Cansadas de esperar sin hacer nada la llegada del suero, sor Ananda y sor Alice infringieron una mañana su voto de obediencia para volver a servir a los pensionistas del hospicio. La alegría de una anciana apergaminada atrajo en seguida la atención de la ex pequeña leprosa de Benarés. Sus risas y su animación creaban en el vasto dormitorio una atmósfera de gozo sorprendente. La vieja cogió la mano de la joven novicia y le dio a entender que deseaba que le diesen un masaje. Ananda se arrodilló junto al pequeño cuerpo encanijado y comenzó a amasarlo delicadamente. La muchacha se enteró de que aquella mujer había sido encontrada hacía bastantes años por un cazador en el centro de un bosque himalayo. Se suponía que fue criada por los osos, porque sólo se desplazaba a cuatro patas. Necesitó meses para acostumbrar su estómago a las comidas de los hombres y durante mucho tiempo sólo quería comer directamente del suelo. A fuerza de paciencia, las hermanas le habían enseñado a mantenerse erguida y a poner un pie delante del otro. Su existencia salvaje le había privado del uso de la palabra. Sólo se expresaba por medio de gruñidos. Su mayor placer parecía ser que le diesen masajes. Las hermanas se preguntaban si no habría sido la lengua de los osos la que le había enseñado ese placer.
La visita inopinada de sor Paula puso un término prematuro a la escapada de las dos novicias. La religiosa traía al fin las dosis del suero antirrábico. Había llevado consigo a un joven médico inglés de paso por el «moridero» para que les pusiera inmediatamente una primera inyección. Ese tratamiento, que tiene fama de ser muy doloroso, debía ser repetido cada veinticuatro horas durante catorce días. En aquel caso concreto, por otra parte, el retraso del plazo normal no aseguraba ninguna garantía de éxito.

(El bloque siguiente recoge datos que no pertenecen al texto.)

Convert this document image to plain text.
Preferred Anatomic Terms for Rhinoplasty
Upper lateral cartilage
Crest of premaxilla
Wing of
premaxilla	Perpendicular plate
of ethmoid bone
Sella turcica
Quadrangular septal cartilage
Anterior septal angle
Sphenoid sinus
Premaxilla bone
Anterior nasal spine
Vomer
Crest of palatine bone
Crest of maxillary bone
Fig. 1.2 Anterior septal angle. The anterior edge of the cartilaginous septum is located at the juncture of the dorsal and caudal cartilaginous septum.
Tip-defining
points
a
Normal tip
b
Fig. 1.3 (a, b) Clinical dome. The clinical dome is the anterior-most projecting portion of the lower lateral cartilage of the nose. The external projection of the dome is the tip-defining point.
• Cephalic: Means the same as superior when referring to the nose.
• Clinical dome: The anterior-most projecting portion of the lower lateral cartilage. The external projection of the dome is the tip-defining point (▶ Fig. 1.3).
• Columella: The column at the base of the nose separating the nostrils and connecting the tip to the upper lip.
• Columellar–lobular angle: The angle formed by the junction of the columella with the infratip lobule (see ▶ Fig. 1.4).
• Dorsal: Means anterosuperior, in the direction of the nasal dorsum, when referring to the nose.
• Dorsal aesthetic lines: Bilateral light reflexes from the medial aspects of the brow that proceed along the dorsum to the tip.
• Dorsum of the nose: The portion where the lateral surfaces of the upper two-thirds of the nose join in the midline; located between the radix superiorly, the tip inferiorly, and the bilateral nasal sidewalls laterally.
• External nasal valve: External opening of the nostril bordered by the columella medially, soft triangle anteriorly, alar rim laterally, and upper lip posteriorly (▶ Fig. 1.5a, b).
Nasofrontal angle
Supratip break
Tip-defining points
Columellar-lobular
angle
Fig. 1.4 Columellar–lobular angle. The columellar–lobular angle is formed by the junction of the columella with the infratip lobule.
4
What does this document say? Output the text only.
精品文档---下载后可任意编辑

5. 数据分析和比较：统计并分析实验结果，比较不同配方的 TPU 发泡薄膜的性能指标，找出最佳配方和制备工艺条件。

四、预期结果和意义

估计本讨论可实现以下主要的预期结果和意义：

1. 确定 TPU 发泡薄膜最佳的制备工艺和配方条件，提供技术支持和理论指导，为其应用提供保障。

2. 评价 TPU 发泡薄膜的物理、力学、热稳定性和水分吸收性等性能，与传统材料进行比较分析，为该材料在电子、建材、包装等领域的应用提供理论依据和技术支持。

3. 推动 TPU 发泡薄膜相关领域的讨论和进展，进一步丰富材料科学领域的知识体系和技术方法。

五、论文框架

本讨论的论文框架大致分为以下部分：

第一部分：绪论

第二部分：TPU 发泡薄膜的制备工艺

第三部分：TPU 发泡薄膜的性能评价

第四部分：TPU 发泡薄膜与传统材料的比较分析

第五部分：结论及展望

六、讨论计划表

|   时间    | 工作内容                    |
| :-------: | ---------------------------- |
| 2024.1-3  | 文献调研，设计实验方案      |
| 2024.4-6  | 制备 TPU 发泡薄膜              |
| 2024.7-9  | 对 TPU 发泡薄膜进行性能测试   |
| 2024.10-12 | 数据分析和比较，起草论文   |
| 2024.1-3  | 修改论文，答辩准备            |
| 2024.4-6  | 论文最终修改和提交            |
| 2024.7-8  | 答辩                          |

Tres semanas después, el hermano Philippe Malouf, de la abadía de los Siete Dolores de Latroun, en Israel, recibió de Inglaterra un sobre que contenía un breve mensaje escrito en una hoja con el membrete de las Misioneras de la Caridad, así como una carta firmada por un tal doctor Williams. El monje sintió un pellizco en el corazón al reconocer la escritura de sor Paula.
Querido hermano Philippe:
Debo comunicarle nuestra tristeza
—leyó con impaciencia el monje—.
Probablemente no hemos rezado lo bastante. El Señor se acaba de llevar a nuestra hermanita Alice. El doctor Williams, que regresa esta tarde a Europa, le explicará las atroces circunstancias
.Felizmente, sor Ananda, su «prometida» espiritual, no presenta hasta ahora ninguno de los signos precursores de la rabia, pero aún tiene una gran necesidad de la ayuda de sus oraciones y de la ofrenda de sus sufrimientos
.
El monje, impresionado, esperó largo rato antes de decidirse a leer la carta del doctor Williams.
Las dos pacientes sobrellevaban valerosamente su tratamiento cuando sor Alice manifestó un estado de agitación y de ansiedad
—relataba el médico británico—.
Comenzó a hablar de una manera inagotable, rápida, entrecortada. Perdió el apetito, sufrió insomnios, dolores de cabeza, molestias respiratorias. Al cabo de dos días, sobrevino el síntoma característico que todos temíamos. Demostraba una aversión incontrolable por cualquier clase de líquido. Aunque atenazada por el deseo de beber, cualquier esfuerzo para ingerir aunque sólo fuese un trago paralizaba durante varios segundos sus músculos de la respiración. Después, sólo el ruido del agua corriente bastaba para provocarle violentas crisis de ahogo. Las hermanas Paula y Ananda, otras religiosas, yo mismo y dos médicos indios no cesábamos de relevarnos a su lado para ayudarla, con la esperanza de dar al suero tiempo para actuar. Pero la enfermedad proseguía en su trabajo de destrucción
.Sor Alice se volvió extraordinariamente sensible a cualquier elemento externo, como una luz viva, un ruido algo fuerte o un soplo de aire fresco. Su cuerpo comenzó a ser sacudido por convulsiones. Los ahogos se multiplicaron. Cada una de sus expiraciones iba acompañada por una especie de estertor. Daba la impresión de gemir como un animal. El terror de tragar su saliva le conducía a menudo a escupir olas de espuma. Sus dientes empezaron a castañetear con tanta violencia que parecía que quería morder. Era horrible. Su bello rostro, normalmente tan sereno, ya no tenía nada de humano. El cuarto día, una crisis de ahogo más fuerte que las anteriores dio fin a su suplicio…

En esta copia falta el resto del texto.